1. DNA sequence of the genomic region located at −22 kb from Tal1 bound by NANOG in EpiLC. PCR genotyping primers are highlighted in yellow, guide RNAs in blue (PAM sequence is underlined), and two consensus NANOG binding motifs in dark gray and white bold lettering.

2. Representative gel of PCR genotyping of individual E6.5 embryos showing not deleted, deleted, not detected, negative control (no DNA), and positive control (wild‐type embryo). The size of the wild‐type (949 bp) and deleted (400 bp) bands are indicated.

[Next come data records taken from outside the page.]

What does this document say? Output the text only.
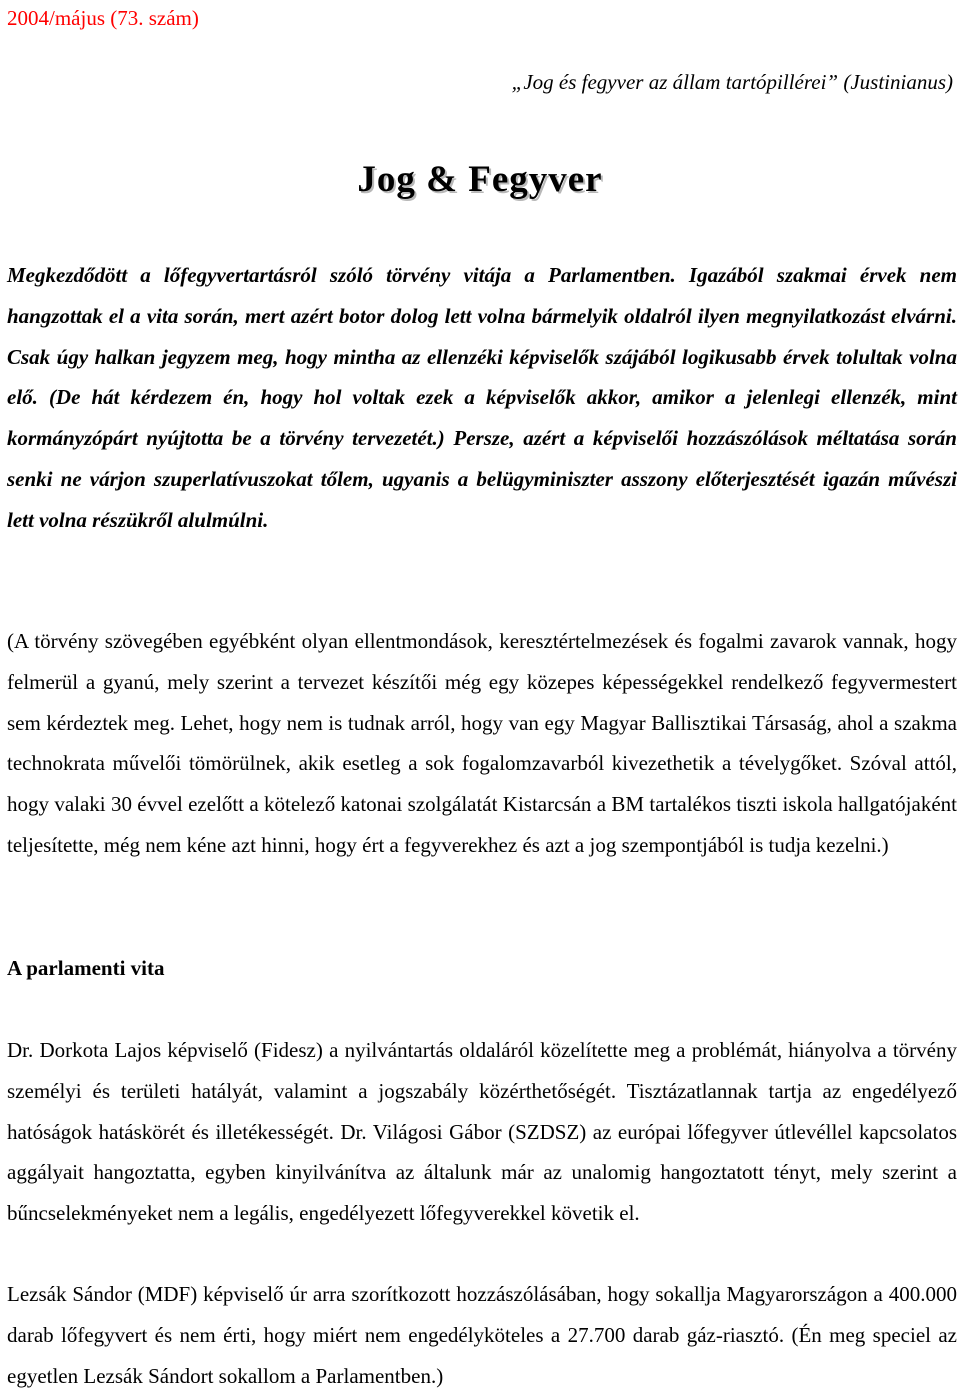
2004/május (73. szám)
„Jog és fegyver az állam tartópillérei” (Justinianus)
Jog & Fegyver

Megkezdődött a lőfegyvertartásról szóló törvény vitája a Parlamentben. Igazából szakmai érvek nem hangzottak el a vita során, mert azért botor dolog lett volna bármelyik oldalról ilyen megnyilatkozást elvárni. Csak úgy halkan jegyzem meg, hogy mintha az ellenzéki képviselők szájából logikusabb érvek tolultak volna elő. (De hát kérdezem én, hogy hol voltak ezek a képviselők akkor, amikor a jelenlegi ellenzék, mint kormányzópárt nyújtotta be a törvény tervezetét.) Persze, azért a képviselői hozzászólások méltatása során senki ne várjon szuperlatívuszokat tőlem, ugyanis a belügyminiszter asszony előterjesztését igazán művészi lett volna részükről alulmúlni.

(A törvény szövegében egyébként olyan ellentmondások, keresztértelmezések és fogalmi zavarok vannak, hogy felmerül a gyanú, mely szerint a tervezet készítői még egy közepes képességekkel rendelkező fegyvermestert sem kérdeztek meg. Lehet, hogy nem is tudnak arról, hogy van egy Magyar Ballisztikai Társaság, ahol a szakma technokrata művelői tömörülnek, akik esetleg a sok fogalomzavarból kivezethetik a tévelygőket. Szóval attól, hogy valaki 30 évvel ezelőtt a kötelező katonai szolgálatát Kistarcsán a BM tartalékos tiszti iskola hallgatójaként teljesítette, még nem kéne azt hinni, hogy ért a fegyverekhez és azt a jog szempontjából is tudja kezelni.)

A parlamenti vita

Dr. Dorkota Lajos képviselő (Fidesz) a nyilvántartás oldaláról közelítette meg a problémát, hiányolva a törvény személyi és területi hatályát, valamint a jogszabály közérthetőségét. Tisztázatlannak tartja az engedélyező hatóságok hatáskörét és illetékességét. Dr. Világosi Gábor (SZDSZ) az európai lőfegyver útlevéllel kapcsolatos aggályait hangoztatta, egyben kinyilvánítva az általunk már az unalomig hangoztatott tényt, mely szerint a bűncselekményeket nem a legális, engedélyezett lőfegyverekkel követik el.

Lezsák Sándor (MDF) képviselő úr arra szorítkozott hozzászólásában, hogy sokallja Magyarországon a 400.000 darab lőfegyvert és nem érti, hogy miért nem engedélyköteles a 27.700 darab gáz-riasztó. (Én meg speciel az egyetlen Lezsák Sándort sokallom a Parlamentben.)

3. Relative expression of Nanog determined by RT–qPCR for each ES cell line (ESC; n = 9 for all three lines) and EpiL cells without (EpiLC; EpiLC; Nanog ^tg and Nanog ^tg ;dTal1 ^del#1 , n = 8; Nanog ^tg ;dTal1 ^del#2 , n = 7) or with dox treatment (EpiLC +dox; Nanog ^tg, n = 8; Nanog ^tg ;dTal1 ^del#1 and Nanog ^tg ;dTal1 ^del#2 , n = 9). The genotype of the cell lines is indicated below. **P < 0.01, ***P < 0.001, ****P < 0.0001; ANOVA with Fisher post‐test. Horizontal line represents mean values and error bars SEM.